Maracatu Aurora Africana promove inclusão e preserva história e ancestralidade
Ensaios de Maracatu Nação - Foto: Crysli Viana/DP Foto O som grave das alfaias ecoa pelas ruas de Jaboatão dos Guararapes muito além do período carnavalesco. No barracão do Maracatu Aurora Africana, o ritmo marca não apenas o compasso do cortejo, mas também a rotina de dezenas de pessoas que encontraram na cultura popular um caminho de pertencimento, disciplina e transformação social.

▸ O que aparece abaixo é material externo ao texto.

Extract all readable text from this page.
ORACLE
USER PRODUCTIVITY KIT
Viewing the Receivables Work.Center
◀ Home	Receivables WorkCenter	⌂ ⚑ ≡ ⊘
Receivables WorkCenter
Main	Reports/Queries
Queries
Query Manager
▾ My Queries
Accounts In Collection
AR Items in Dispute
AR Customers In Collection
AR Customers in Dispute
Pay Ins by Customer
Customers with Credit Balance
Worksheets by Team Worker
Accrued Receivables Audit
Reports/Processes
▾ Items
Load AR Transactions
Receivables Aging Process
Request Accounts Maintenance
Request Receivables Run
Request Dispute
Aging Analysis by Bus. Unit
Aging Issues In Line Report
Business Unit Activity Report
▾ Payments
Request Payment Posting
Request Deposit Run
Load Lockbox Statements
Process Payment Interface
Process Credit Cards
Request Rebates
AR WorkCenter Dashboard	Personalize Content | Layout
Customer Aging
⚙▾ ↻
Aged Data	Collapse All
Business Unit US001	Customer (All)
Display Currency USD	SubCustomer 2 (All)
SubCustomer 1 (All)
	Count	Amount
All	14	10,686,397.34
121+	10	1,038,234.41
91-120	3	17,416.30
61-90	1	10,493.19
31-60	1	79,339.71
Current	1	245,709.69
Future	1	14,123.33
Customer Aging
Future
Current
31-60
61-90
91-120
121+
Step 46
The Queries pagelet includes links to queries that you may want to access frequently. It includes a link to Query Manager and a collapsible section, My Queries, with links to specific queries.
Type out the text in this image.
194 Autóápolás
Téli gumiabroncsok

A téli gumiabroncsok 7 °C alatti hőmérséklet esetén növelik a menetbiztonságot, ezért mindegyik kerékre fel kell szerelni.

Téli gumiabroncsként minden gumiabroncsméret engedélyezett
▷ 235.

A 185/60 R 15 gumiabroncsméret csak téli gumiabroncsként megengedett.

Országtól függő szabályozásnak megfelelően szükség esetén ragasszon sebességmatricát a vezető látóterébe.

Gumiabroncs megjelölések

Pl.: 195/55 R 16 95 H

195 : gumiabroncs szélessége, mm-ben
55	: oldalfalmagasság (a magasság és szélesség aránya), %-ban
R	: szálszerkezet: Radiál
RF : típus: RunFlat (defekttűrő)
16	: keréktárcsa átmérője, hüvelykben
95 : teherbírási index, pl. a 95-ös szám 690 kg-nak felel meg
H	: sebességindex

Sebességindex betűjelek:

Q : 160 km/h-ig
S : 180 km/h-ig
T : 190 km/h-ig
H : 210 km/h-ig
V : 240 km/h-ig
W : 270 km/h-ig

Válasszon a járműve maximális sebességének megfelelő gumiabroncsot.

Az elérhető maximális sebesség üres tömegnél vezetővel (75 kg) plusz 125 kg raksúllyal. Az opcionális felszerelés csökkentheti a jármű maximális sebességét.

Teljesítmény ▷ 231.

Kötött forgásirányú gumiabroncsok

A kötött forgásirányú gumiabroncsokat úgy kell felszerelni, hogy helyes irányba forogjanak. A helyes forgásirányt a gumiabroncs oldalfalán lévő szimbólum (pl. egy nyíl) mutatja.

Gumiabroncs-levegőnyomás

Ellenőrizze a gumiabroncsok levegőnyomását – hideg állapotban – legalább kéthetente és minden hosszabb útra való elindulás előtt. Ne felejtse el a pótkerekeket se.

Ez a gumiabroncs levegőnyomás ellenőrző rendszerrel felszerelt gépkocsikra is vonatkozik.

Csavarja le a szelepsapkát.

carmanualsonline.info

À frente dessa trajetória está Mestre Fábio Sotero, cuja história pessoal se confunde com a do próprio maracatu. Criado em um contexto de vulnerabilidade social, ele cresceu ouvindo previsões negativas sobre o futuro. A arte, no entanto, apresentou uma alternativa concreta. Ainda adolescente, Fábio se aproximou do Maracatu Nação e, no início dos anos 2000, ajudou a fundar o Aurora Africana, que começou de forma modesta, reunindo cerca de 30 integrantes no primeiro desfile.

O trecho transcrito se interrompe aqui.